Ama o zeytin üreticisi, dut yemiş bülbül gibi kooperatiflerin kongrelerinde ağzını açmazlar.  
Bir tek kelime konuşmadan sorunlarını dile getirmeden, hesap bilançolarını incelemeden her şeyi onaylarlar. Yeter ki zeytinleri alınsın. Yeter ki paraları erken ödensin, hatta kızılı, vuruğu da alsınlar…
Marmarabirlik mevcut kapitalist sistem içinde piyasa kurallarına göre çalışıyor.
Yani tüccar mantığı ile. Bu sistemde başka da olması mümkün mü?
Farkı, tüccar alımlarda fiyat belirlemezken, Birlik baştan açıklar. Tüccar Birlik’in fiyat açıklamasını bekler, alımlarını her zaman onun altında yapar.
Üretici tüccarın eline düşerse ‘Yandı keten helva!’, perişan olur.
Zeytin üreticisinin tek kurtuluşu, ürününe ailece toplamasıdır. O zaman masraflar biraz düşer, çünkü işçilik ücreti ödemezler.

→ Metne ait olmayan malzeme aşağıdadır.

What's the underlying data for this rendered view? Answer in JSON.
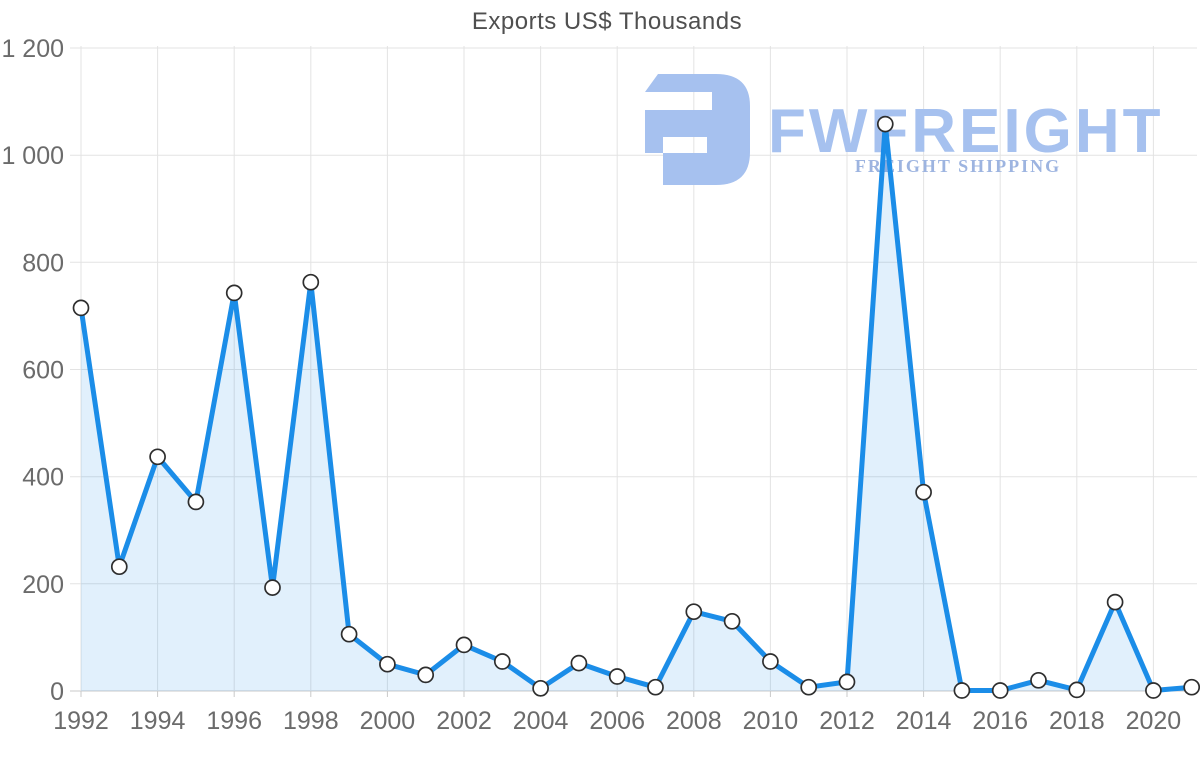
{
  "page": {
    "background": "#ffffff"
  },
  "chart_data": {
    "type": "area",
    "title": "Exports US$ Thousands",
    "xlabel": "",
    "ylabel": "",
    "xlim": [
      1992,
      2021
    ],
    "ylim": [
      0,
      1200
    ],
    "grid": true,
    "legend": false,
    "xticks": [
      1992,
      1994,
      1996,
      1998,
      2000,
      2002,
      2004,
      2006,
      2008,
      2010,
      2012,
      2014,
      2016,
      2018,
      2020
    ],
    "yticks": {
      "values": [
        0,
        200,
        400,
        600,
        800,
        1000,
        1200
      ],
      "labels": [
        "0",
        "200",
        "400",
        "600",
        "800",
        "1 000",
        "1 200"
      ]
    },
    "series": [
      {
        "name": "Exports US$ Thousands",
        "x": [
          1992,
          1993,
          1994,
          1995,
          1996,
          1997,
          1998,
          1999,
          2000,
          2001,
          2002,
          2003,
          2004,
          2005,
          2006,
          2007,
          2008,
          2009,
          2010,
          2011,
          2012,
          2013,
          2014,
          2015,
          2016,
          2017,
          2018,
          2019,
          2020,
          2021
        ],
        "values": [
          715,
          232,
          437,
          353,
          743,
          193,
          763,
          106,
          50,
          30,
          86,
          55,
          5,
          52,
          27,
          7,
          148,
          130,
          55,
          7,
          17,
          1058,
          371,
          1,
          1,
          20,
          2,
          166,
          1,
          7
        ]
      }
    ],
    "colors": {
      "line": "#1b8de8",
      "area_fill": "rgba(27,141,232,0.13)",
      "marker_fill": "#ffffff",
      "marker_stroke": "#2e2e2e",
      "grid": "#e3e3e3",
      "axis": "#c9c9c9",
      "tick_label": "#6b6b6b",
      "title": "#4f4f4f"
    }
  },
  "watermark": {
    "brand": "FWFREIGHT",
    "subtitle": "FREIGHT SHIPPING",
    "logo_icon": "fwfreight-logo",
    "color": "#a6c1ef",
    "subtitle_color": "#9db4e0"
  }
}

Burada asıl olan kooperatiflerin ortakların ürünü kaç liraya mal ettikleridir.
Çünkü zeytin üreticisi mahsulünü toplar toplamaz gelecek yıla hazırlık başlar başlamaz masraf yapar.
Cebinde para kalmaz. Borçlanarak topladığı mahsulünü yeniden borçlanarak gelecek yıla hazırlar.
Tek umudu ürününün para etmesi, masrafla rından çok gelir elde etmesidir.
Ali Çelik, Marmarabirlik’in 2019 fiyat politikasını bunun için eleştiriyor, elinde kalan küçük taneli zeytinin satamamasını beceriksizlik olarak niteliyor. 
Buna Marmarbirlik yöneticileri tahammül edemiyor ve karşılıklı sataşmalar başlıyor.
Ali Çelik’in Ticaret Borsasını da eleştirmesi bu kez tartışmayı başka yöne çekti.
Çelik, Borsa’nın zeytinin alımının yapıldığı yer olması gerektiğini anımsattı.
Bu kez Borsa Yönetim Kurulu Başkanı Çelik’i hedefine aldı.
Bugün Ziraat Odası Başkanı Çelik yeniden oklarını çekti ve suçlamalara yanıt verdi.
Eleştiriler ve suçlamalar kırıcı olmamalı.
Bu kurumlar üreticiler için önemli. Hatalar söylenmeli ama dil de yapıcı olmalı.